Abstract
In this paper we use data from an evaluation of the Benefit Offset National Demonstration (BOND) to evaluate the efficacy of using comparative regression discontinuity (CRD) and regression discontinuity (RD) relative to a randomized controlled trial (RCT). BOND is a large demonstration intended to promote return to work among people with disabilities who receive Social Security Disability Insurance (DI). RD is known as a relatively rigorous non-experimental method but produces imprecise results that apply to small populations. CRD is a promising enhancement that addresses these issues. The CRD and RD methods are potentially attractive because they can be used in contexts in which RCTs are challenging or infeasible. However, the bias of findings from CRD and RD studies is unknown in the context of DI. In this paper, we estimate CRD and RD models using simulated assignment to the BOND treatment group based on the duration of DI receipt at the start of BOND. We compare the CRD and RD estimates to RCT estimates. While the findings are not intended to revise the well-established evidence evaluating BOND, they can be used to help interpret the results from CRD and RD studies on other income support interventions for people with disabilities and to inform future study designs.

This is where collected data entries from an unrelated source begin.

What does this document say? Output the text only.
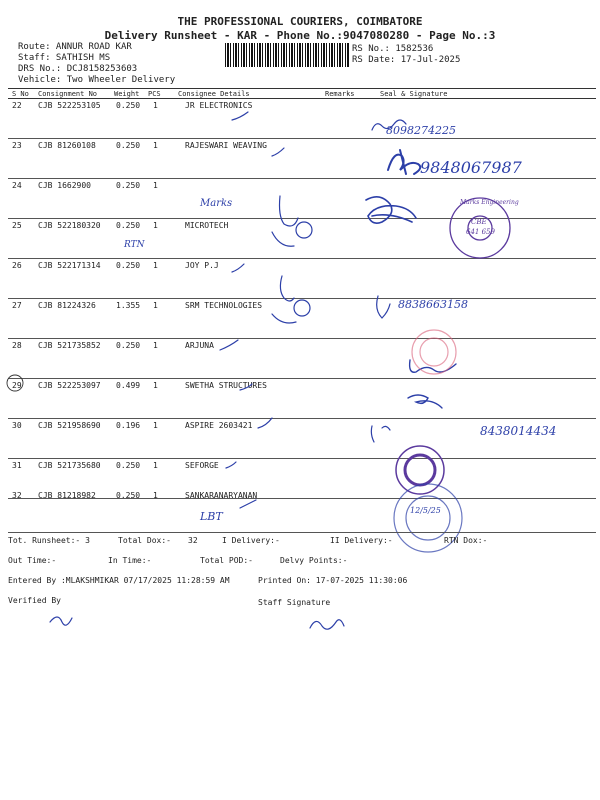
THE PROFESSIONAL COURIERS, COIMBATORE
Delivery Runsheet - KAR - Phone No.:9047080280 - Page No.:3
Route: ANNUR ROAD KAR
Staff: SATHISH MS
DRS No.: DCJ8158253603
Vehicle: Two Wheeler Delivery
RS No.: 1582536
RS Date: 17-Jul-2025
S No Consignment No Weight PCS Consignee Details	Remarks	Seal & Signature
22 CJB 522253105 0.250 1	JR ELECTRONICS
23 CJB 81260108	0.250 1	RAJESWARI WEAVING
24 CJB 1662900	0.250 1
25 CJB 522180320 0.250 1	MICROTECH
26 CJB 522171314 0.250 1	JOY P.J
27 CJB 81224326	1.355 1	SRM TECHNOLOGIES
28 CJB 521735852 0.250 1	ARJUNA
29 CJB 522253097 0.499 1	SWETHA STRUCTURES
30 CJB 521958690 0.196 1	ASPIRE 2603421
31 CJB 521735680 0.250 1	SEFORGE
32 CJB 81218982	0.250 1	SANKARANARYANAN
8098274225
9848067987
Marks
RTN
Marks Engineering
CBE
641 659
8838663158
8438014434
LBT	12/5/25
Tot. Runsheet:- 3	Total Dox:- 32	I Delivery:-	II Delivery:-	RTN Dox:-
Out Time:-	In Time:-	Total POD:-	Delvy Points:-
Entered By :MLAKSHMIKAR 07/17/2025 11:28:59 AM	Printed On: 17-07-2025 11:30:06
Verified By	Staff Signature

Our paper has two key limitations. First, our RD models are far from ideal. This limits the degree to which our RD results generalize to what would be found with state-of-the art RD models. Second, our results may not generalize to other populations. Our analysis was based on BOND beneficiaries who were representative of the larger DI population at the time of BOND random assignment but may not reflect the DI population in more recent years.
The paper found that:
- Average bias from CRD and RD is generally below 0.02 standard deviations in absolute size for the groups of bias estimates we analyzed.
- Given the precision that may be needed to evaluate interventions like BOND, the standard deviation of bias (after accounting for sampling error) is nontrivial, generally between 0.02 and 0.07 standard deviations for the groups of bias estimates we analyzed.
The policy implications of the findings are:
- When designing and interpreting results from CRD and RD evaluations, it is important to note that both produce biased estimates suggesting that their results be interpreted with more caution than those from an RCT with similar standard errors.
- This bias appears to be larger in the presence of major non-linearities in the relationship between the running variable and the lagged outcome for CRD.